We all know that editing a Wikipedia entry is fairly straightforward – and that the Wikiguardians keep a vigilant eye over entries and edits that stray from the norms of objectivity and verifiability.

So the announcement that the Correctional Service’s internal operations arm is investigating an edit made to the Wikipedia entry on Canada’s Official Languages Act, which appears to have been made from a government computer connected to the Corrections Canada server at the department’s offices on Laurier Street in Ottawa, is arousing the interest of the mainstream media. Denis Coderre appears to have noticed the edit a week ago and brought it to the department’s attention.

That online edit could result in the suspension or dismissal, and it may even be a crime if the comment were considered to amount to hate propaganda.

“Behaviour of this nature is unacceptable and will not be tolerated,” Public Safety Minister Vic Toews said in a statement Wednesday. “My office has raised its concerns with the Correctional Service of Canada, who are investigating its origin and will follow up with appropriate action.”

The department says there is a definite way to trace the suspicious activity to a particular employee’s computer, but it may take some time to complete the investigation.

“Obviously we take this issue very seriously,” said Christelle Chartrand, a spokesperson with the Correctional Service of Canada.

Here is the edited page:

Wiki edit

There’s a great book by Andrew Lih, called the Wikipedia Revolution on the culture of Wikipedia which largely explains the process and the dialectic of reconciling controversial edits to the encyclopaedia.

Weki Book

Comments

  1. I would hope this would not be a firing offence, though it deserves a reprimand. I would be appalled (not sure about shocked) if it were seroiusly considered to be hate literature. I can’t see much of the altered text, and haven’t gone looking for the rest, but I take it that the writer suggested that the federal civil service’s bilingualism policies were equivalent to Nazism. Clearly that’s a ridiculous exaggeration, though of course that’s also a very much cheapened barb in these times. Godwin’s Law and all that.
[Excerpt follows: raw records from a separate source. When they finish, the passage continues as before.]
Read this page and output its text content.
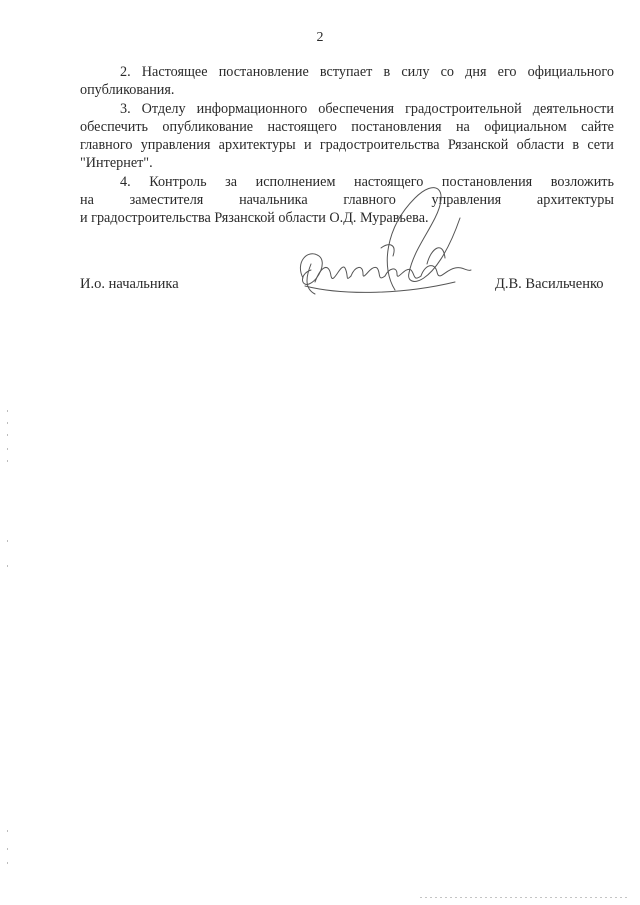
2
2. Настоящее постановление вступает в силу со дня его официального
опубликования.
3. Отделу информационного обеспечения градостроительной деятельности
обеспечить опубликование настоящего постановления на официальном сайте
главного управления архитектуры и градостроительства Рязанской области в сети
"Интернет".
4. Контроль за исполнением настоящего постановления возложить
на	заместителя	начальника	главного	управления	архитектуры
и градостроительства Рязанской области О.Д. Муравьева.
И.о. начальника	Д.В. Васильченко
But some resolutely unilingual anglophones no doubt resent the barriers to advancement that the policy creates for them. (Some potential Supreme Court Justices do too, I guess, though the Canadian Bar Association was more circumspect in its recent resolution on that topic.)

    Is it a job requirement to be aware that the computers used to edit Wikipedia are traceable? There was a fair bit of publicity lately about various Canadian federal politicians editing each other’s Wikipedia profiles etc.